Offering Sound Does Not Require Emotional Availability
Being emotionally available means responding, adjusting, reassuring, and holding someone else’s experience.
My sound work does not ask that of me.
I am not present to listeners. I am present in the work.
Once the sound is released, it does not require my nervous system to engage, manage, or contain anyone else. There is no exchange.
There is no dependency.
Sound exists. Listeners choose how — or whether — to engage.

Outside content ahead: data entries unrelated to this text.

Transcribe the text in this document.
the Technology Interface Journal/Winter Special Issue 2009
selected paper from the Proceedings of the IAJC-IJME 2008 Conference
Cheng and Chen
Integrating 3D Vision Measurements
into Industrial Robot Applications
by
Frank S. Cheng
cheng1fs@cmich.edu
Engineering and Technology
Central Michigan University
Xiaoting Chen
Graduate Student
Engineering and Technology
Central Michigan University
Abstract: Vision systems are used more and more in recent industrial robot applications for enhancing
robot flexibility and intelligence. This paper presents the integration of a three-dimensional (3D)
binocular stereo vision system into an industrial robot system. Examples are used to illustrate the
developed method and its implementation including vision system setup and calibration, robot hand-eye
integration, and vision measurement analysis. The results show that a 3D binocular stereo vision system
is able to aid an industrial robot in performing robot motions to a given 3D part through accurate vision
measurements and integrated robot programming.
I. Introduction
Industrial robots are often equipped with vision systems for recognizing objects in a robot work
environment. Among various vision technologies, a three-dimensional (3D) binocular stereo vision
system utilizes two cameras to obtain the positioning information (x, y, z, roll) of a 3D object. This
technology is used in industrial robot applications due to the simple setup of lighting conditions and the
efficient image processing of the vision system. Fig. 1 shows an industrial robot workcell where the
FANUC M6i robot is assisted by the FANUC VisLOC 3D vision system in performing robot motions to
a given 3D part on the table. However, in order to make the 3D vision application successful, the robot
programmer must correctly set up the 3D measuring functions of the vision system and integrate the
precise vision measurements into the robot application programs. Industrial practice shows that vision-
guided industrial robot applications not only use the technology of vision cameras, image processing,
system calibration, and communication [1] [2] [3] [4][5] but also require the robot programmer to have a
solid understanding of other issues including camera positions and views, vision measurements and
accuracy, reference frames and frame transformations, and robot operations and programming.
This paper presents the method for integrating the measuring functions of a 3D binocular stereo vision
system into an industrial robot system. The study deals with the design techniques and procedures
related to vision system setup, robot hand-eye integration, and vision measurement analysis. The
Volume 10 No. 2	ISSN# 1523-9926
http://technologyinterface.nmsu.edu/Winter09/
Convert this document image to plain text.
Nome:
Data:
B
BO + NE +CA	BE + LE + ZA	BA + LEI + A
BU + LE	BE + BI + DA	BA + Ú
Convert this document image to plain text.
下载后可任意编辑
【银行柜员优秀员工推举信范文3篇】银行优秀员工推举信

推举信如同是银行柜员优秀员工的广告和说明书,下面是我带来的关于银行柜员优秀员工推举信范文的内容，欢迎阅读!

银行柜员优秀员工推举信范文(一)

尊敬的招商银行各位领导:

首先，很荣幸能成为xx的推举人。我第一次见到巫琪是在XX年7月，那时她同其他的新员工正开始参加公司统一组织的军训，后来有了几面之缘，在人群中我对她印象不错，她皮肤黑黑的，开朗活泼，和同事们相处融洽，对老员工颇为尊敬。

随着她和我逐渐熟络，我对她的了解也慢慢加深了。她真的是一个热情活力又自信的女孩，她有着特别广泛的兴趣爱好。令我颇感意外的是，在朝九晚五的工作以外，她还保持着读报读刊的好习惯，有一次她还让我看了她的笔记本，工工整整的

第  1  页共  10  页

Why This Structure Is Ethical
It would be unethical for me to:
present myself as emotionally available when I am not
blur the line between sound and medical support
invite dependency I cannot safely hold
By being explicit about my limits and by designing my work around consent and self-direction, I am protecting both myself and the listener.
No one is asked to hand their care over to me. No one is asked to stay. No one is asked to trust me with their medical story.
Care Without Extraction
My work offers sound without demand. Presence without performance. Access without obligation.
This is the only way I can offer care without harming myself — and without misleading others.
I am not emotionally available for medical needs. I am available to create sound that does not require my emotional labor.
Those truths can coexist.
A Closing Clarification
If you are looking for medical, therapeutic, or emotional support, this work is not a replacement for that.
If you are looking for sound that can exist alongside your experience — without instruction, pressure, or expectation — you are welcome here.
Nothing is required of you. And nothing is being taken from me.